Trying to troubleshoot over text can be difficult, please email team@justcuzrobotics.com with a video of the problem, showing your controller inputs and resulting robot motion. I should be able to help better that way. Be sure to include your order number
Great job enjoyed the content.Make more
Thank you, I will
I watch these videos to Learn want to know what to do for Combat Robotics so this is helpful
Has anyone successfully paired a channel hopping 2.4ghz controller with an Xbox or PS4 controller???
I highly doubt that is possible. Bluetooth is not the same as what these radios use. I have seen someone use a custom ESP32 based receiver module with a Playstation controller and even a steam deck but that's a hell of a lot bigger and more complicated (writing your own code from scratch Vs plug and play)
Now does 1% who make it to the end count for people who skipped the Zorro section? (Nothing against it, really interesting video already, more so just got an FS-i6 and not looking to upgrade before even using this). But don't beat yourself up over this kind of video being "boring", really important tutorials that are very important for anyone trying to get into bot building, you can't get those big flashy YT friendly fights if you don't learn this.
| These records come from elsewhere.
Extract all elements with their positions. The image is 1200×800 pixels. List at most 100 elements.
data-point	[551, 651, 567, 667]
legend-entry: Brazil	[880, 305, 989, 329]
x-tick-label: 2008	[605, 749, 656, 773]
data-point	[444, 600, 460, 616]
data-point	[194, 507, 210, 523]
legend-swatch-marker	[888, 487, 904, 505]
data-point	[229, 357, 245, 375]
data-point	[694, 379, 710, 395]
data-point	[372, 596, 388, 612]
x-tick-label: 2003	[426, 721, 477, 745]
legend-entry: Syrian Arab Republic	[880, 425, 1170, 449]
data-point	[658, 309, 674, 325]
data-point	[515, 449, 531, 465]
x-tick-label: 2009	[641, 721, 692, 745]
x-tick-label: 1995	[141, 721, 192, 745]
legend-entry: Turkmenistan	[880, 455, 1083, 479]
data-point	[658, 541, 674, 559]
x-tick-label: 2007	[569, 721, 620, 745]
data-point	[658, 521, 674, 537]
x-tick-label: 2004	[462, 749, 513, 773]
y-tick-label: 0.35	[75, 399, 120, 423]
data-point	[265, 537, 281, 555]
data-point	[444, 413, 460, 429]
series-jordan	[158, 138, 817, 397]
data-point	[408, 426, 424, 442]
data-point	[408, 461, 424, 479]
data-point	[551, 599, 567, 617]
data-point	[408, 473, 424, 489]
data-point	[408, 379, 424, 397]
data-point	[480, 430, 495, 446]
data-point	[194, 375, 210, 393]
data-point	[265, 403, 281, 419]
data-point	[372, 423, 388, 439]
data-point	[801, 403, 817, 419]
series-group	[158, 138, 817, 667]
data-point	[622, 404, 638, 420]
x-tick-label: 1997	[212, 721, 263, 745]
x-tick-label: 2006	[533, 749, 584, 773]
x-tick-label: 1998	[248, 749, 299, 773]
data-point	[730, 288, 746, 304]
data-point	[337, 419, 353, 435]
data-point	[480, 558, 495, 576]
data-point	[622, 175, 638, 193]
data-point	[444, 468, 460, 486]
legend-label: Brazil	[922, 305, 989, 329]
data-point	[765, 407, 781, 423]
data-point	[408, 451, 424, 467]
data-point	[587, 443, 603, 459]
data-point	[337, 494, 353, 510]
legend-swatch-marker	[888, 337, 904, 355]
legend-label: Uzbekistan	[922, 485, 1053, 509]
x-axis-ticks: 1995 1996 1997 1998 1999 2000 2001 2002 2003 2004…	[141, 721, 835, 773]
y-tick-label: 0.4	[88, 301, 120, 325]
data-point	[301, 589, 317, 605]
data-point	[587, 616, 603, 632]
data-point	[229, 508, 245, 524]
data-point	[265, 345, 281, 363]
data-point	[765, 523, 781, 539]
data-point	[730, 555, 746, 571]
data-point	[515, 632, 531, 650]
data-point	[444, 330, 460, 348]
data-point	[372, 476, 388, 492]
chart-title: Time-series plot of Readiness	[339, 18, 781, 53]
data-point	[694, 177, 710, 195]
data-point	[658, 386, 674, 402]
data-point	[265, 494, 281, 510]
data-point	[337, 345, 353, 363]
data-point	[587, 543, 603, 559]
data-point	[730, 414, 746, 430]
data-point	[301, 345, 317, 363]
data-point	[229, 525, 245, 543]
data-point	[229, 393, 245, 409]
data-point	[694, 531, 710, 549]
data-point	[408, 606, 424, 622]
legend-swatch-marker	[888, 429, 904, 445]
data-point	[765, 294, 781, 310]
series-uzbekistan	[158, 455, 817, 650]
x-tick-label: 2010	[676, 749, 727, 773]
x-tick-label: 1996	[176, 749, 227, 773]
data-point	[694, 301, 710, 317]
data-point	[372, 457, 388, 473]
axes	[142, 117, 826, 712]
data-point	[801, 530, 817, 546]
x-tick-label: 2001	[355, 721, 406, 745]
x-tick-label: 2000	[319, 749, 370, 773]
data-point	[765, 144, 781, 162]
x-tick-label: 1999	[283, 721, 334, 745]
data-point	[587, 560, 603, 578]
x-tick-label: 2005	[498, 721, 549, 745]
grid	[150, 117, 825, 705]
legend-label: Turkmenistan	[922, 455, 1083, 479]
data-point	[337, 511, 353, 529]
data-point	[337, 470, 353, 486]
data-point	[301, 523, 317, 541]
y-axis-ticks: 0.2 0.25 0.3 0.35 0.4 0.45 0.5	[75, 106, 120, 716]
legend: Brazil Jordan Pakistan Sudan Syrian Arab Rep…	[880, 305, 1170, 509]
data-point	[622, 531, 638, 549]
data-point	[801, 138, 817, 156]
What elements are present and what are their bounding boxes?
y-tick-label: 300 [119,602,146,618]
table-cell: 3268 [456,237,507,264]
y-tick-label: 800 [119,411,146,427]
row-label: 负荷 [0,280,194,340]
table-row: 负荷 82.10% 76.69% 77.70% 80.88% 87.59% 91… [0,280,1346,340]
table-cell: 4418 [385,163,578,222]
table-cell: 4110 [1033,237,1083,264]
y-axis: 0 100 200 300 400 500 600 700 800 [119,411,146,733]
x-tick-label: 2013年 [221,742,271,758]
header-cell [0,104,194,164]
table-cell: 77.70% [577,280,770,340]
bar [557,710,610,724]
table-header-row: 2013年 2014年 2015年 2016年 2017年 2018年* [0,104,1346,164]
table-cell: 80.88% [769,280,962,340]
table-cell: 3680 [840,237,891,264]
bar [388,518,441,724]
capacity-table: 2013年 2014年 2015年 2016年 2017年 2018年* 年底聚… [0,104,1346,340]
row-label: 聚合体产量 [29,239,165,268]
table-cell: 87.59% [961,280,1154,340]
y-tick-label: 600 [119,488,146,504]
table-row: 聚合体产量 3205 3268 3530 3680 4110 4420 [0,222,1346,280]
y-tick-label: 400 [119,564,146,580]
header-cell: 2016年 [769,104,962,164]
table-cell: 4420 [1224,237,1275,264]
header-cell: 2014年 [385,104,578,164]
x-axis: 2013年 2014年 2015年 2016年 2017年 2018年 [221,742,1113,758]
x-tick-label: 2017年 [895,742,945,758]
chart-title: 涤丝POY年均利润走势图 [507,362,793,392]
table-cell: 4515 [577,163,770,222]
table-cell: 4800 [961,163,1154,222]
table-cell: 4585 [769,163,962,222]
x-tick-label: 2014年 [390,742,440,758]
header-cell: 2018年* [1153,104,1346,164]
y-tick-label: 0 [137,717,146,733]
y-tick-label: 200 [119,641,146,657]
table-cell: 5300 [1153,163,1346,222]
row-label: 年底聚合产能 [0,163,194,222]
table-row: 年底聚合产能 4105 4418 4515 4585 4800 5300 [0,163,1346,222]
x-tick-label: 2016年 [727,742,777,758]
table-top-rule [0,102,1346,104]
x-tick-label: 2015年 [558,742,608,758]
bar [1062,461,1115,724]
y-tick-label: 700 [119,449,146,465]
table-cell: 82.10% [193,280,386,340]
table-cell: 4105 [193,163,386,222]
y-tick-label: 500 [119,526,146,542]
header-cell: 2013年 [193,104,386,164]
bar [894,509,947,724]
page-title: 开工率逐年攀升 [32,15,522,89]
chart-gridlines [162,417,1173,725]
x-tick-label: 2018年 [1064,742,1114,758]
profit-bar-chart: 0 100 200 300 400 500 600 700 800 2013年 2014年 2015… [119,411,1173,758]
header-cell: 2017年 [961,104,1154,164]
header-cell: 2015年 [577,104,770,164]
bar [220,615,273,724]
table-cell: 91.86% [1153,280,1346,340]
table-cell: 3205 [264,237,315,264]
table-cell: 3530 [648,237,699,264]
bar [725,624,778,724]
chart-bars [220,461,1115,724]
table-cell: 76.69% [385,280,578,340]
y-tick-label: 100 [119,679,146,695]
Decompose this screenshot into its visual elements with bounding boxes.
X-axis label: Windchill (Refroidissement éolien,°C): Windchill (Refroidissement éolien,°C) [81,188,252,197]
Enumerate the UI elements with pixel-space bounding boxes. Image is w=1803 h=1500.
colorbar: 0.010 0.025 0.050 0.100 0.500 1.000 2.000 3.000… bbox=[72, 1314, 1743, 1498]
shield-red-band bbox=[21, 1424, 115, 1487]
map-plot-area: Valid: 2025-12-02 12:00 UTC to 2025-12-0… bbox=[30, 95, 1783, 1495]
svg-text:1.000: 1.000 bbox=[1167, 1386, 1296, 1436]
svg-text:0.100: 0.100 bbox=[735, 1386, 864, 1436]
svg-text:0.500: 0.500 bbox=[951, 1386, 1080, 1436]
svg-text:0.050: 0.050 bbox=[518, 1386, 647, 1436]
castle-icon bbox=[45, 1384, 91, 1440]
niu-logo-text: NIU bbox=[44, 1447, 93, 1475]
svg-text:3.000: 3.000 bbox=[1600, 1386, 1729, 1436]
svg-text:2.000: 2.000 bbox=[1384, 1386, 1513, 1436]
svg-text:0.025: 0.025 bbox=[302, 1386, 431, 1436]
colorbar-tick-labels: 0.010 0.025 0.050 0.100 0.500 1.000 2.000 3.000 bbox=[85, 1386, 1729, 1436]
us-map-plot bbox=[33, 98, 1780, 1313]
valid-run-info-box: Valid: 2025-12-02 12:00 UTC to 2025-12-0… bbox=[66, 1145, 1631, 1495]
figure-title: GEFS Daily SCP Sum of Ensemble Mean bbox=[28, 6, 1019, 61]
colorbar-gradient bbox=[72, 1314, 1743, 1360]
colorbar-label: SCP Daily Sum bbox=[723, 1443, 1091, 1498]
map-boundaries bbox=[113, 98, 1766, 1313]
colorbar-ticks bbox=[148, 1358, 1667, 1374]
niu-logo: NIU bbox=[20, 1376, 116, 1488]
"Tarakan" is "cockroach" in Russian Oo. Probably it should be pronounced "Tah-rah-kah-n"
1%
fIrST CoMMeNt!111
YOU LUCKY
You wasted it
I really wanted to see the servo end points being set on the zorro. It doesn't work as it did on my Taranis with OpenTX... raising/lowering the endpoints doesnt do anything on the zorro. ... But you fast forwarded the whole thing and didn't show anything. 🫤
Sorry about that! This video was already getting very long. You can do that from the Outputs tab on the Zorro for channel 3. Just set the min and max for the channel 3 output to adjust the servo end points.
@JustCuzRobotics thanks. I tried that and it didn't move the servo. I figured I must have missed something or there's some other setting somewhere. I used the sub trim to move it a little, but it doesn't move anywhere near what it used to in opentx... and this is a servo I've used many times before. Must be missing something.